Oddly enough, time repeated itself. It outlived memory. Back then Cheolsu was nowhere to be found, and it would be no different in the future. Meaningless sensations lingered on my skin as clearly as teeth marks that refused to fade. Time pushes away that which is intended, rejects that which is rejected, forgets that which is sung about, and is filled with that which it turns its eyes from, such as the white hairs of a loved one.
After my brother left, after about a year had passed, we were no longer able to stay at number 16, where we’d been living.
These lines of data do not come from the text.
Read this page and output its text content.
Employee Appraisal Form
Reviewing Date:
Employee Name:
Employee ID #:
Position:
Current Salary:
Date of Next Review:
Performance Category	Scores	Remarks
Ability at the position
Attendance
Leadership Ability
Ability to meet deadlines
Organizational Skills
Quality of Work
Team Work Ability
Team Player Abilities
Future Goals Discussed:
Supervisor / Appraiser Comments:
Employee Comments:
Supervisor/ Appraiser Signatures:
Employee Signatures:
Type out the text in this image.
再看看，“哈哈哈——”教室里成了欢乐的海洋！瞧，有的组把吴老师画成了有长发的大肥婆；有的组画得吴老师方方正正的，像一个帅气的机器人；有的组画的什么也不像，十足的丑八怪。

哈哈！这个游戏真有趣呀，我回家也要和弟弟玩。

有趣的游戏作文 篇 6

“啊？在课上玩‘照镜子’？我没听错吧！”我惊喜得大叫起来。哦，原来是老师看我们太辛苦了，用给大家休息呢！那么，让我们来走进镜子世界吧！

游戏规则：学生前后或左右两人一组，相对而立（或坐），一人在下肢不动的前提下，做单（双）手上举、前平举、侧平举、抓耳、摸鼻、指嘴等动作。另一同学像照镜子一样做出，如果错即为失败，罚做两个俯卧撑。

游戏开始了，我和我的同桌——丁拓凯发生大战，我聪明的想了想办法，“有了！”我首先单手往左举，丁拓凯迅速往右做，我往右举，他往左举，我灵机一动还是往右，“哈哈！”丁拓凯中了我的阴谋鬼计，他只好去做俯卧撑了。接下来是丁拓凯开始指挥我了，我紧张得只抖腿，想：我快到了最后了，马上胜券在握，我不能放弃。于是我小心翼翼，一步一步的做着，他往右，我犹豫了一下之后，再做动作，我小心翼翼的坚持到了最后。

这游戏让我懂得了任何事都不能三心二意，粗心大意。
According to the district office, const
ruction of the new apartment building had weakened the ground and put neighboring houses that had not been rebuilt in danger of collapsing. Our home was no more. Number 25. Number 337. Number 1115. All of the places where we lived. We lost touch with my brother—he never wrote, and he never sent money. I do not think of it as a betrayal. What my brother had promised when he squeezed my sweaty hand as if he’d never let go was not money or letters. It was the erasure of time that goes by the name of money and letters. I understood that. The sort of time in which people could become the purest they’d ever been; cancel any unimportant plans they had; and long for a random, distant ideal. Our blood, which refused to be moved by a warm prayer over breakfast, a conversation with a loving family, a life that evolves step by step—that was what made my brother free. My brother, who was somewhere in the dark sewer tunnels of Osaka. I loved that brother. Not because he was family or because he’d bought me a washing machine. What he had left to me was a long-long-lived frigidity. The stillness of a beautiful, taxidermied want.
“Don’t you dare think of leaving.”
My mother had a lot of worries about me.
“You’re still a long way from paying me back. Your debt won’t be over until I’m dead. Not ever.”
My mother worried for no reason. She would outlive all of us. That was the truth. My bright, clever little sister never became a beautician or a model or a lesbian. That was sad. Sadness made her hair fall out. When she’d lost nearly all of her hair, she spoke to me from inside the mirror.